In the age of digital connectivity, the impact of new technologies on cities is more pressing than ever. Digital twin is an emerging technology characterized by “living virtual models, connected digital representations of physical systems” (Ketzler et al., 2020). This technology has been widely deployed in various fields, including manufacturing (Liu et al., 2021), architecture (Harwood and Eaves, 2020), energy (Wang et al., 2022), and climate and earth systems (Voosen, 2020). It has been. , transportation infrastructure (Klar et al., 2023), and healthcare (Liu et al., 2019). Urban planning is no exception. Recently, national and local governments, together with leading technology companies, have been applying the so-called city-scale digital twin (CDT) technology to urban planning and the built environment.1(Ketzler et al., 2020).
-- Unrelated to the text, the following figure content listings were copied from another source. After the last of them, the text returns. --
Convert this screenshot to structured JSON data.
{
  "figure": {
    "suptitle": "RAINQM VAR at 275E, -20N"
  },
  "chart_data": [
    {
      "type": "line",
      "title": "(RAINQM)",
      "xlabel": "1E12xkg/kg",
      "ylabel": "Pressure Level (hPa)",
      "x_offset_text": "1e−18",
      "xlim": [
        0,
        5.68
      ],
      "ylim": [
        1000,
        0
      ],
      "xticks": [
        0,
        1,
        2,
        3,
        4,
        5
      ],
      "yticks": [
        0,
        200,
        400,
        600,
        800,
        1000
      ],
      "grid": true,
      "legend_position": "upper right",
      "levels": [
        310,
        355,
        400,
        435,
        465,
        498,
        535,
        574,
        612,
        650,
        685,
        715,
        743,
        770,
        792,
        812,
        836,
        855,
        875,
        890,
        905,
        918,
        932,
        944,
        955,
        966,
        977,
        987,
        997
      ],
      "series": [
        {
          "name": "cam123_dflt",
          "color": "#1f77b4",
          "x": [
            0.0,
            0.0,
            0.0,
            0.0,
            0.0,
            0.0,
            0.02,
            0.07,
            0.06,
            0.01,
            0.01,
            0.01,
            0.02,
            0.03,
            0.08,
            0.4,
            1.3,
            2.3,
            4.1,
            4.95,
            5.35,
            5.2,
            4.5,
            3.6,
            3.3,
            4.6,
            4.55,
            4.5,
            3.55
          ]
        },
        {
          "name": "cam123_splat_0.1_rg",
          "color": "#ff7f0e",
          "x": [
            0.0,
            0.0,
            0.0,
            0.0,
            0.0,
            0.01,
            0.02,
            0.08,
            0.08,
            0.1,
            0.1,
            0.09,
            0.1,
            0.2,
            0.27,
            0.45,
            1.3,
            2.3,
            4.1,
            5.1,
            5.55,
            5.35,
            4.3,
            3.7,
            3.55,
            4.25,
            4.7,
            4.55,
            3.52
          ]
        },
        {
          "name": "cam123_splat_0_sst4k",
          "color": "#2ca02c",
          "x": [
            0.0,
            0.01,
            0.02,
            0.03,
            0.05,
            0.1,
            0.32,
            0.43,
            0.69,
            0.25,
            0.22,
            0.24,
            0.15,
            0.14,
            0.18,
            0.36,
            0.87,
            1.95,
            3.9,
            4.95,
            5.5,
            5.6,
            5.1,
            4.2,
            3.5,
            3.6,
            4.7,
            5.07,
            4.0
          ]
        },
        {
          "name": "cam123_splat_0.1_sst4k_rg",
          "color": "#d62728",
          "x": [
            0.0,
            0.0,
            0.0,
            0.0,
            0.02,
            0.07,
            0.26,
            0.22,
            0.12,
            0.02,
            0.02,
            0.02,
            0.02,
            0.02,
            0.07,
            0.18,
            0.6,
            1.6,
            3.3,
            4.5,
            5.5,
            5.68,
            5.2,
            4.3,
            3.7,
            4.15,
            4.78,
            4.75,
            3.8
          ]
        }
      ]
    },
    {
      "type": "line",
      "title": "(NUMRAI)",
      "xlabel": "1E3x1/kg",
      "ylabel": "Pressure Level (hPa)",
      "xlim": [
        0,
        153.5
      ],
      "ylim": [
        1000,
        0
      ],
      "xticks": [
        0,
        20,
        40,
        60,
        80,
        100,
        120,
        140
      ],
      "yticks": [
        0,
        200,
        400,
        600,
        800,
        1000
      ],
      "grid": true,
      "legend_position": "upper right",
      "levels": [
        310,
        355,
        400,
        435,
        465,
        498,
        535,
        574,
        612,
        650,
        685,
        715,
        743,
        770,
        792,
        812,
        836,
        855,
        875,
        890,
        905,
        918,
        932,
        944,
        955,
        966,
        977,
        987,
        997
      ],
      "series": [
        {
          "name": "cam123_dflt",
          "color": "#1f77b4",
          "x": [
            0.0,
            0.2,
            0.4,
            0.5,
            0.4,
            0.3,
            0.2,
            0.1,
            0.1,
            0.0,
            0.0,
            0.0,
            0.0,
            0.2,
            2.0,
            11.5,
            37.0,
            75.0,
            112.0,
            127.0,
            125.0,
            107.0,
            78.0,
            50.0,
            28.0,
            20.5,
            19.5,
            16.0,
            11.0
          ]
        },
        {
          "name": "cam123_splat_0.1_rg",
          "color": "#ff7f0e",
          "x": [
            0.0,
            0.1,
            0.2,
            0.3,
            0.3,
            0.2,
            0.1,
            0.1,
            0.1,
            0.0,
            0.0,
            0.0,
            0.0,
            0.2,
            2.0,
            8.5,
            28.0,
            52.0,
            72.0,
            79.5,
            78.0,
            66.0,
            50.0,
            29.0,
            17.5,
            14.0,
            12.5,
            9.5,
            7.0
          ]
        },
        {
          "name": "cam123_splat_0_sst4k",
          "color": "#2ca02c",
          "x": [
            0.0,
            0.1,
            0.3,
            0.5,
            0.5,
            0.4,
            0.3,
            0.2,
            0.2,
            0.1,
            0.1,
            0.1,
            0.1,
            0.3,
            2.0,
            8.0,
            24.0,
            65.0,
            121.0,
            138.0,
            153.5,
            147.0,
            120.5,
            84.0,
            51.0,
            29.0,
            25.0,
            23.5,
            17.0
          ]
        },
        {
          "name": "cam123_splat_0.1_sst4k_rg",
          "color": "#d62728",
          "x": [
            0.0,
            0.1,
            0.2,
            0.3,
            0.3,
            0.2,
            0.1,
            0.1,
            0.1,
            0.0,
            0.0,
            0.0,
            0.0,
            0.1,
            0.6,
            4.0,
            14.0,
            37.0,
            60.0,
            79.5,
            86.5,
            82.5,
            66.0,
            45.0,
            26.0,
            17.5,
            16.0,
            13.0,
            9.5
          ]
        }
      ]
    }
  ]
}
A CDT is a virtual replica of a city's physical assets, landscape, and human activities created using data, analytics, and computational techniques. The process of creating a CDT involves encoding the semantic and geospatial properties of urban objects (Lei et al., 2023a). Unlike other digital twins, CDT allows two-way interaction with the physical city and enables analytical operations and simulations within the virtual environment (Lehtola et al., 2022; Lei et al., 2023a) . Because CDT includes not only the built environment but also human activities, it is useful for urban planners to assess the impact of various urban planning interventions and future changes, such as planned construction projects or emergency management in times of crisis. It has become an indispensable tool. These simulations and impact assessments allow decision makers to assess policy impacts and determine better solutions. CDT can improve many aspects of smart cities, including better urban planning through more involved citizen participation, integrated operations through interoperable systems, and greater public access to data. In practice, national governments (e.g. UK, Singapore, Japan), local governments (e.g. Zurich, New York, Chattanooga, Shanghai), private companies (e.g. PricewaterhouseCoopers, McKinsey), the European Union, and international organizations (e.g. For example, the World Bank) shows that there is a growing interest in this digital technology.
Urban planners have high expectations that CDT will help solve complex problems in smart cities (Hurtado and Gomez, 2021). Smart cities face accountability issues arising from a lack of transparency (Jacobs et al., 2020), citizen participation (Cardullo and Kitchin, 2019), and citizen-centric data governance (König, 2021). For example, a lack of citizen participation hinders the ability to imagine how smart cities can improve everyday life (Kogan and Lee, 2014; Komninos et al., 2013; Schuurman et al., 2012). CDT technology has the potential to enhance citizen participation in urban planning and implementation by providing visualization capabilities. It is important to conduct an in-depth analysis to explore the diverse pathways for CDT to address these challenges at different levels.
At the same time, CDT presents unique challenges due to the following differences from other digital twin technologies (Nochta et al., 2021): First, many of the data feeds to CDTs are not readily available or accessible due to decentralized data ownership, lack of data sharing schemes, and security and privacy concerns ( Nochta et al., 2021 ). Second, there is a lack of clear value propositions or benefits that can justify the necessary data collection and sharing across multiple stakeholders (Lei et al., 2023a; Nochta et al., 2021). Third, the social and economic aspects of how people and social systems should be engaged and represented are understudied compared to the technical aspects (Nochta et al., 2021; Tomko and Winter, 2019). CDT then faces unique challenges not encountered with other digital twin technologies. For example, there are some challenges in governance elements, such as public participation and inclusion. To analyze and address these challenges, we develop a maturity model, a framework that measures technology maturity such as quality, capability, sophistication, and progress toward goals (Becker et al., 2009; Warnecke et al., 2019). .
Specifically, this document aims to achieve three objectives. The first is to develop a CDT technology maturity framework. Second, we aim to use the developed maturity model to examine how CDTs can address long-standing challenges in smart cities. Finally, we analyze current obstacles to CDT from a governance perspective.
The remainder of the paper is organized as follows. Section 2 reviews the current literature on CDT governance and maturity models. Section 3 describes our method. Section 4 develops a CDT maturity model framework that can be used to assess the development status of CDT initiatives. Section 5 then assesses the governance perspectives: transparency, accountability, participation, and inclusion. Section 6 discusses how CDT can contribute to the challenges of smart city development. Section 7 discusses challenges in technology development, participation, and inclusion. Section 8 discusses policy implications and potential regulatory frameworks to address these challenges. Section 9 considers the promise and sustainability of CDT from the perspective of scalability and adaptability.